Estos resquemores salieron a la luz una vez más durante el último Abierto de Australia con los disturbios entre hinchas serbios y bosnios, rompiendo el habitual clima festivo que rodea al primer Grand Slam del año.
Por la tercera ronda del cuadro masculino el serbio Novak Djokovic, número 3 del mundo y campeón aquí en 2008, se enfrentó a Amer Delic, estadounidense de origen bosnio. Entre los tenistas el enfrentamiento no pasó más allá de la rivalidad deportiva, pero en las tribunas las parcialidades se intercambiaron cantos y gritos en reiteradas ocasiones, especialmente durante los cambios de lado. La situación llegó a mayores más tarde en la entrada del Melbourne Park, predio en el cual se desarrolla el torneo.aussieriot_3
Luego del encuentro que ganó Djokovic, ambos bandos se encontraron en el sector conocido como Garden Squeare. Al principio sólo fueron improperios, pero rápidamente pasaron a la acción lanzándose sillas y cuanto objeto tuvieran a mano, armando un descalabro en una de las zonas de descanso. El odio existente por las consecuencias de la guerra, más las excesivas cantidades de alcohol, conformaron un combo explosivo para que estallaran los incidentes.

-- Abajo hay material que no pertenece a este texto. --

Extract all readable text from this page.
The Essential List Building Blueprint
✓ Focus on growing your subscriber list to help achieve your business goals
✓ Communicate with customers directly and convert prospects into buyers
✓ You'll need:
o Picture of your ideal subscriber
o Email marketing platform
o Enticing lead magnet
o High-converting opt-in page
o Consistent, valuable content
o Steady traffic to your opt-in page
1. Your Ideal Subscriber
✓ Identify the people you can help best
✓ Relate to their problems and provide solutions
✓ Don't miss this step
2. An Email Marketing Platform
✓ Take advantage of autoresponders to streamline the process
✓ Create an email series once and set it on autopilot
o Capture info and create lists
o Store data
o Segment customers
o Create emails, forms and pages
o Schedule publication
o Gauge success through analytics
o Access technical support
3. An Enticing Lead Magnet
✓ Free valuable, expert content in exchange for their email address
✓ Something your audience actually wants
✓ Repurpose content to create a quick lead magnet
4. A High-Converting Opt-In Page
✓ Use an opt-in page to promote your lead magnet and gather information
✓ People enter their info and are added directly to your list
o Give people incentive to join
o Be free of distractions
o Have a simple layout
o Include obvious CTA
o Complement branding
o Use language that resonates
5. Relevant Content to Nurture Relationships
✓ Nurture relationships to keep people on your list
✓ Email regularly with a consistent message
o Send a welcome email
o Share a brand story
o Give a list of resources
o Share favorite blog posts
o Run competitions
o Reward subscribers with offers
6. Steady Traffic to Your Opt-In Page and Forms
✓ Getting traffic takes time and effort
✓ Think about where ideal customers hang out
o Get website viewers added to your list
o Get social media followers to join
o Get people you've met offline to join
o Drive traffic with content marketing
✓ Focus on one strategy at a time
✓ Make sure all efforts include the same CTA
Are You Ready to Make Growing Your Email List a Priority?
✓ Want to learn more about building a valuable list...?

La policía de Melbourne arrestó alrededor de 20 personas e informó que una mujer que no tenía relación con la reyerta fue internada sin sufrir heridas severas. Esta no es la primera vez que suceden hechos de estas características en el Abierto de Australia. Hubo enfrentamientos menores cuando Delic venció al estadounidense Taylor Dent en la primera ronda y 2 años atrás hinchas bosnios y serbios también estuvieron involucrados en una situación similar.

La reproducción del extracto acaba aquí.